To start the art cards I dipped into my sketchbooks to find some images I wanted to work with. I organized my sketches on the computer and set them up so that nine sketches could be printed on a single sheet of nine by twelve inch bristol paper. I printed out the sketches in blue line and then drew over them in order to make finished drawings. Next I scanned in those finished drawings and printed them out in blue line and finally worked over the blue line drawings with my color markers.
Some of the art cards I made from already finished drawings. I’ve been scanning in all of my drawing for a decade and a half now so I have quite a vast library of images that I’ve made. Sometimes for these art cards I’ll flip through that library to see what catches my eye. Then I’ll repurpose all or part of a drawing for a new art card. It makes things go faster if the initial drawing is already done but I don’t always want to work with an image I’ve already made. That’s when I go back to my first method.
I use these art cards to make my “Drifting and Dreaming” comic strip that I post on Sundays. I use two of what I call “Cartoon Art Cards” (a drawing of a person talking) to surround a single regular old art card and write a small text story underneath them all. That’s one of the ways I make comics but I’ve also always meant to sell some of the art cards on Ebay or some such. Art cards are meant to be sold to the public or traded with other artists but I’m not well known enough for anyone to care about mine. I’d be lucky to get ten bucks for a card and since it takes about an hour to make one there is not much profit in it.
I spent a lot of time making those cards over that week. I made about forty of them. That’s a lot of hours. One thing I liked to do with the cards is to line them all up in a grid pattern. They looked nice together. I’ve always said that numbers impress and though any individual art card may be pleasant enough on its own when they are all seen together with their colors and images all bouncing off of each other they really look interesting. I think it would be really cool to make a poster out of a whole bunch of art cards. That’s a bit beyond my printer’s size range though.
I’ve also been working on one of my large photo collages of my cousin’s wedding. It’s something I usually do for my friends and family when they get married. Weddings are notoriously difficult to take photos of. There are lots of moving pieces and bad lighting situations to deal with. Pro wedding photographers use many pieces of equipment and expensive lenses to handle all the bad lighting. Plus they have to anticipate where to be and handle the wedding participants plus the wedding guests.

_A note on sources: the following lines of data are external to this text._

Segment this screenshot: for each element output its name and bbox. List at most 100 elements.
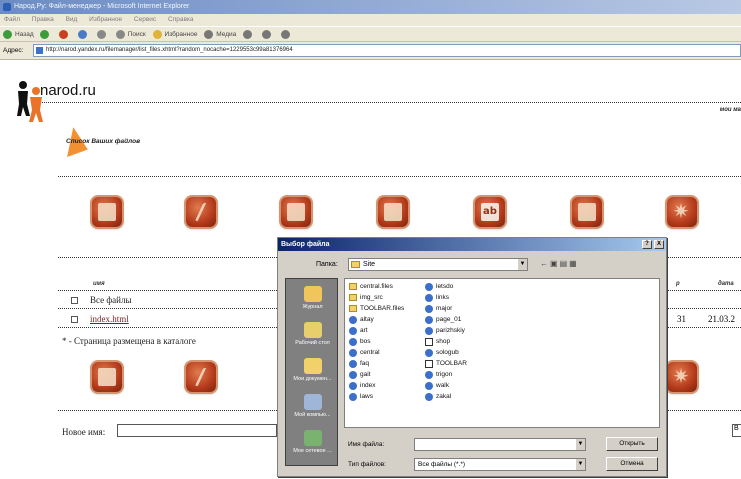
- html-file-icon: [425, 294, 433, 302]
- file-item[interactable]: art: [349, 326, 368, 336]
- network-globe-icon: [303, 430, 322, 446]
- close-button[interactable]: X: [654, 240, 664, 249]
- new-folder-button[interactable]: [572, 197, 602, 227]
- file-item[interactable]: major: [425, 304, 452, 314]
- ab-text-icon: ab: [481, 203, 499, 221]
- pencil-icon: [194, 368, 210, 386]
- html-file-icon: [349, 360, 357, 368]
- file-item[interactable]: central: [349, 348, 380, 358]
- chevron-down-icon[interactable]: ▼: [575, 459, 585, 470]
- open-button[interactable]: Открыть: [606, 437, 658, 451]
- place-desktop[interactable]: Рабочий стол: [286, 319, 339, 355]
- mail-button[interactable]: [261, 27, 274, 42]
- look-in-value: Site: [363, 261, 376, 268]
- file-item[interactable]: shop: [425, 337, 450, 347]
- place-history[interactable]: Журнал: [286, 283, 339, 319]
- file-item[interactable]: faq: [349, 359, 369, 369]
- menu-bar: Файл Правка Вид Избранное Сервис Справка: [0, 14, 741, 26]
- help-button[interactable]: ?: [642, 240, 652, 249]
- file-item[interactable]: central.files: [349, 282, 393, 292]
- move-button[interactable]: [378, 197, 408, 227]
- menu-help[interactable]: Справка: [168, 16, 194, 23]
- delete-button-bottom[interactable]: ✷: [667, 362, 697, 392]
- browser-toolbar: Назад Поиск Избранное Медиа: [0, 26, 741, 42]
- file-type-select[interactable]: Все файлы (*.*) ▼: [414, 458, 586, 471]
- file-item[interactable]: bos: [349, 337, 370, 347]
- html-file-icon: [425, 327, 433, 335]
- chevron-down-icon[interactable]: ▼: [575, 439, 585, 450]
- place-documents[interactable]: Мои докумен...: [286, 355, 339, 391]
- forward-button[interactable]: [40, 27, 52, 42]
- file-item[interactable]: altay: [349, 315, 374, 325]
- rename-button[interactable]: [186, 197, 216, 227]
- up-folder-icon[interactable]: ▣: [550, 259, 560, 268]
- home-button[interactable]: [96, 27, 109, 42]
- file-checkbox[interactable]: [71, 316, 78, 323]
- delete-button[interactable]: ✷: [667, 197, 697, 227]
- upload-file-button[interactable]: [92, 197, 122, 227]
- documents-folder-icon: [303, 358, 322, 374]
- file-item[interactable]: index: [349, 381, 376, 391]
- search-button[interactable]: Поиск: [115, 27, 146, 42]
- print-button[interactable]: [280, 27, 293, 42]
- chevron-down-icon[interactable]: ▼: [517, 259, 527, 270]
- refresh-button[interactable]: [78, 27, 90, 42]
- file-item[interactable]: zakal: [425, 392, 451, 402]
- html-file-icon: [349, 349, 357, 357]
- menu-favorites[interactable]: Избранное: [89, 16, 122, 23]
- stop-button[interactable]: [59, 27, 71, 42]
- stop-icon: [59, 29, 69, 39]
- menu-tools[interactable]: Сервис: [134, 16, 156, 23]
- file-item[interactable]: letsdo: [425, 282, 453, 292]
- file-item[interactable]: TOOLBAR.files: [349, 304, 404, 314]
- cancel-button[interactable]: Отмена: [606, 457, 658, 471]
- back-arrow-icon[interactable]: ←: [540, 259, 550, 268]
- dialog-titlebar: Выбор файла ? X: [278, 238, 666, 251]
- image-file-icon: [425, 338, 433, 346]
- file-item[interactable]: walk: [425, 381, 449, 391]
- address-input[interactable]: http://narod.yandex.ru/filemanager/list_…: [33, 44, 741, 57]
- new-name-input[interactable]: [117, 424, 277, 437]
- favorites-button[interactable]: Избранное: [152, 27, 197, 42]
- text-edit-button[interactable]: ab: [475, 197, 505, 227]
- view-menu-icon[interactable]: ▦: [569, 259, 579, 268]
- html-file-icon: [349, 371, 357, 379]
- copy-button[interactable]: [281, 197, 311, 227]
- submit-button[interactable]: В: [732, 424, 741, 437]
- upload-file-button-bottom[interactable]: [92, 362, 122, 392]
- file-item[interactable]: links: [425, 293, 449, 303]
- new-folder-icon[interactable]: ▤: [560, 259, 570, 268]
- media-button[interactable]: Медиа: [204, 27, 236, 42]
- html-file-icon: [349, 382, 357, 390]
- file-item[interactable]: img_src: [349, 293, 383, 303]
- rename-button-bottom[interactable]: [186, 362, 216, 392]
- file-item[interactable]: gait: [349, 370, 370, 380]
- file-link[interactable]: index.html: [90, 314, 129, 324]
- new-name-label: Новое имя:: [62, 427, 106, 437]
- site-logo[interactable]: narod.ru: [40, 82, 96, 99]
- file-name-label: Имя файла:: [348, 441, 385, 448]
- select-all-checkbox[interactable]: [71, 297, 78, 304]
- file-size: 31: [677, 314, 686, 324]
- document-file-icon: [425, 360, 433, 368]
- file-item[interactable]: sologub: [425, 348, 459, 358]
- place-network[interactable]: Мое сетевое ...: [286, 427, 339, 463]
- address-bar: Адрес: http://narod.yandex.ru/filemanage…: [0, 42, 741, 60]
- place-my-computer[interactable]: Мой компью...: [286, 391, 339, 427]
- history-button[interactable]: [243, 27, 255, 42]
- back-button[interactable]: Назад: [3, 27, 34, 42]
- menu-edit[interactable]: Правка: [32, 16, 54, 23]
- look-in-select[interactable]: Site ▼: [348, 258, 528, 271]
- folder-icon: [349, 283, 357, 290]
- file-item[interactable]: trigon: [425, 370, 452, 380]
- menu-view[interactable]: Вид: [66, 16, 78, 23]
- file-item[interactable]: laws: [349, 392, 373, 402]
- upload-icon: [98, 368, 116, 386]
- menu-file[interactable]: Файл: [4, 16, 20, 23]
- page-icon: [36, 47, 43, 54]
- my-link[interactable]: мои ма: [720, 107, 741, 113]
- file-item[interactable]: parizhskiy: [425, 326, 465, 336]
- file-name-input[interactable]: ▼: [414, 438, 586, 451]
- file-item[interactable]: page_01: [425, 315, 461, 325]
- file-item[interactable]: TOOLBAR: [425, 359, 467, 369]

It’s not an easy gig and not a business that I envy.
I’m good at making something from nothing though. That’s what artists generally do. I can make something nice out of a lot of crappy pictures as long as I use the good parts of the crappy photos. I’ve learned how to shoot an event not for any individual photos but for an overall feeling of the thing. It’s difficult to describe and not easy to do because I have to stop myself from worrying about capturing that “One image” as I shoot. I leave that “One image” to the pros.
I’m having a particularly difficult time with this photo. Usually when I make one of these collages I have a few central images that I work around. This time I really didn’t have any. Due to odd weather related circumstances I could barely shoot the actual ceremony. Then the hall that the reception was in was large, cavernous, and dark. Plus they turned the lights nearly off when the dancing began. Pretty typical. Shooting weddings ain’t easy. That’s for sure.
I’ve gone about making this collage differently than my other ones. Since I had no large central images to build around I picked at the edges instead. I’m not sure exactly how it worked and it took a long time to do. It was sort of like how you do a puzzle by putting together the edge pieces first but not really. It was a struggle to surround an idea that wasn’t there yet. I had to keep on believing that I could pull it all together. Good thing I did.
I still need to buy some canvas for those stretchers I bought back in the beginning of the summer. I worked on a couple of smaller canvases this summer but never finished the one that is still on my easel. I don’t know why but I lot interest in it half way through. I might still finish it someday. We’ll see.
I did finish a bunch of prints a few weeks ago. I drew some interesting drawings of faces about two years ago that I never did much with. I couldn’t find anyway to add color to them that interested me. All my usual methods bored me with those faces. Totally unrelated to that search I recently was working on a Photoshop filter recipe to manipulate and make something interesting out of low-res photos that I found on the web. One day for no particular reason I decides to run that filter recipe on my drawing of faces. The faces were colored in my usual way that bored me but the photo manipulation of them totally changed their character. I liked them. I ended up digging out about three of those old faces to color and run the filter recipe on and made some new prints. It was nice to be able to finally make something I liked out of those drawings.
So I guess that’s what I’ve been up to. I’m sure there are some other things too but I went with whatever came to mind. And the mind is a tricky thing.